I find today’s tech news about about Google’s decision to refuse to censor Chinese results to be rather fascinating. There’s talk about how Google is threatening to pull out of China and open up their searches without the filters after they concluded that there were recent security breaches by parties that were under the direction of the Chinese government.
But in what is a great public relations play, Google is maneuvering this into how they’re supporting anti-censorship efforts, when it’s really a business strategy gamble. The threat of Google moving out of China really doesn’t scare the Chinese government at all, and I doubt that it was anything but to incite more loyalty in other parts of the world where Google reigns king; after all, no one comes close to unseating the current Chinese search giant, Baidu, which owns anywhere between 62% and 75% of the Chinese search market share. But it puts Google out in the open on how they’re very annoyed with the fact that their property was violated and instead of keeping quiet about it, they went ahead and spoke out against it.

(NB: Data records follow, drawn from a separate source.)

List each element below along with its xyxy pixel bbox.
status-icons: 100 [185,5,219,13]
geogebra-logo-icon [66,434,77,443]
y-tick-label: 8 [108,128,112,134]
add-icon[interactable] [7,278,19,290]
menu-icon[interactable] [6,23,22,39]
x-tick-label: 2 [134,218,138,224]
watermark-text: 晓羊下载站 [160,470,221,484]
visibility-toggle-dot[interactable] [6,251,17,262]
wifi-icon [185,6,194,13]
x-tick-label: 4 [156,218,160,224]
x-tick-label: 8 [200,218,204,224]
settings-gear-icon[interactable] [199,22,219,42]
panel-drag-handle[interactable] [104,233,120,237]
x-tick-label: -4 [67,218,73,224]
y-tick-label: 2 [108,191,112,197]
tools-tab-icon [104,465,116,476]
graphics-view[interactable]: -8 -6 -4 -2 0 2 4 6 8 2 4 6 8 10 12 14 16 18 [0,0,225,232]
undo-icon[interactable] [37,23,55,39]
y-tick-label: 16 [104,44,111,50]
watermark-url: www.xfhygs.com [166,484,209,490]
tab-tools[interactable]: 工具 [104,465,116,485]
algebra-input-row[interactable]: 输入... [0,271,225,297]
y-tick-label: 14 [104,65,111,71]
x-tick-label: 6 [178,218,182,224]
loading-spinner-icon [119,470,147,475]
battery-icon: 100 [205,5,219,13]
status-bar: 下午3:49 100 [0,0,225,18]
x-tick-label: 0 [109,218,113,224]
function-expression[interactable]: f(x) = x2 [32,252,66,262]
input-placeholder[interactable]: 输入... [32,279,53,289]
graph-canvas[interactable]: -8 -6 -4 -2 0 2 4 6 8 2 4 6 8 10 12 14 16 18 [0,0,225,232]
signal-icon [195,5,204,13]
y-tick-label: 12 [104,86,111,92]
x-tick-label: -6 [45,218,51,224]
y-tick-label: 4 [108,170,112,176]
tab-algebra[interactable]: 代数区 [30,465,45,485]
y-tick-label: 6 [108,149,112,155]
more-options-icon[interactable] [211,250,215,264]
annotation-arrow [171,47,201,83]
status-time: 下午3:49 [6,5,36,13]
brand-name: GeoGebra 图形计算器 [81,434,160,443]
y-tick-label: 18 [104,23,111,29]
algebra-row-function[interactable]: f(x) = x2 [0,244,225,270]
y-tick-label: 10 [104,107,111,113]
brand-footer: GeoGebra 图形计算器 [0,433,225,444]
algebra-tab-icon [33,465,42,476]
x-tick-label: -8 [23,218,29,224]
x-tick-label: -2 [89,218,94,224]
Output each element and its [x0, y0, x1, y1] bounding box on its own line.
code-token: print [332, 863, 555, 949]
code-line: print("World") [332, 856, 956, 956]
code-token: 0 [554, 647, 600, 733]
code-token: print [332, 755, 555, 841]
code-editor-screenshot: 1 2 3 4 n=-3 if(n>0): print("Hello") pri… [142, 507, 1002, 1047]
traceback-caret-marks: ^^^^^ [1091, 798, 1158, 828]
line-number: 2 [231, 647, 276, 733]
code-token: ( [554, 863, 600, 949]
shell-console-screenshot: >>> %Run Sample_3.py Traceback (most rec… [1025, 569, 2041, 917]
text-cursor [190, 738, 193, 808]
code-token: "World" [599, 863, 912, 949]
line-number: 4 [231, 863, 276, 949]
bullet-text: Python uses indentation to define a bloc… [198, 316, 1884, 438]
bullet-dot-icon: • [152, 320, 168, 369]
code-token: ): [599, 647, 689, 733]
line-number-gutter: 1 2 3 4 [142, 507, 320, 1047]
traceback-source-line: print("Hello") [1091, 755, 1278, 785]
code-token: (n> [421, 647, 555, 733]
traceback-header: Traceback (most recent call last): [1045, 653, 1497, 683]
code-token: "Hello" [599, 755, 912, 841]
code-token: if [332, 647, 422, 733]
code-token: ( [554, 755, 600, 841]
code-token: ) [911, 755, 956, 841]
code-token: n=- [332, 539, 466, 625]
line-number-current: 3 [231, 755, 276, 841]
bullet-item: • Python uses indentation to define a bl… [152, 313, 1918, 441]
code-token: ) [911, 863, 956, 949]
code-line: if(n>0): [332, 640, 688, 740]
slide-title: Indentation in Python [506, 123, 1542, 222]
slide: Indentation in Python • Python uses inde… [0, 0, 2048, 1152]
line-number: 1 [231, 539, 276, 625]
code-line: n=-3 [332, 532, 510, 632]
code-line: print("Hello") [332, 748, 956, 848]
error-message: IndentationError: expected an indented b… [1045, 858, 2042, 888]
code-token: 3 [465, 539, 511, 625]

The Chinese government, on the other hand, is in a position of strength when it comes to the negotiations; there’s not a good reason to back down from a business perspective since they don’t win out anywhere. Chances are that each side will go their separate ways and it’ll allow for the status quo to remain while each side claims victory. In the end, the anti-censorship searches will be short-lived and Google will then be freed from the dog-and-pony show while the rest of the market scrambles to divide up its search shares.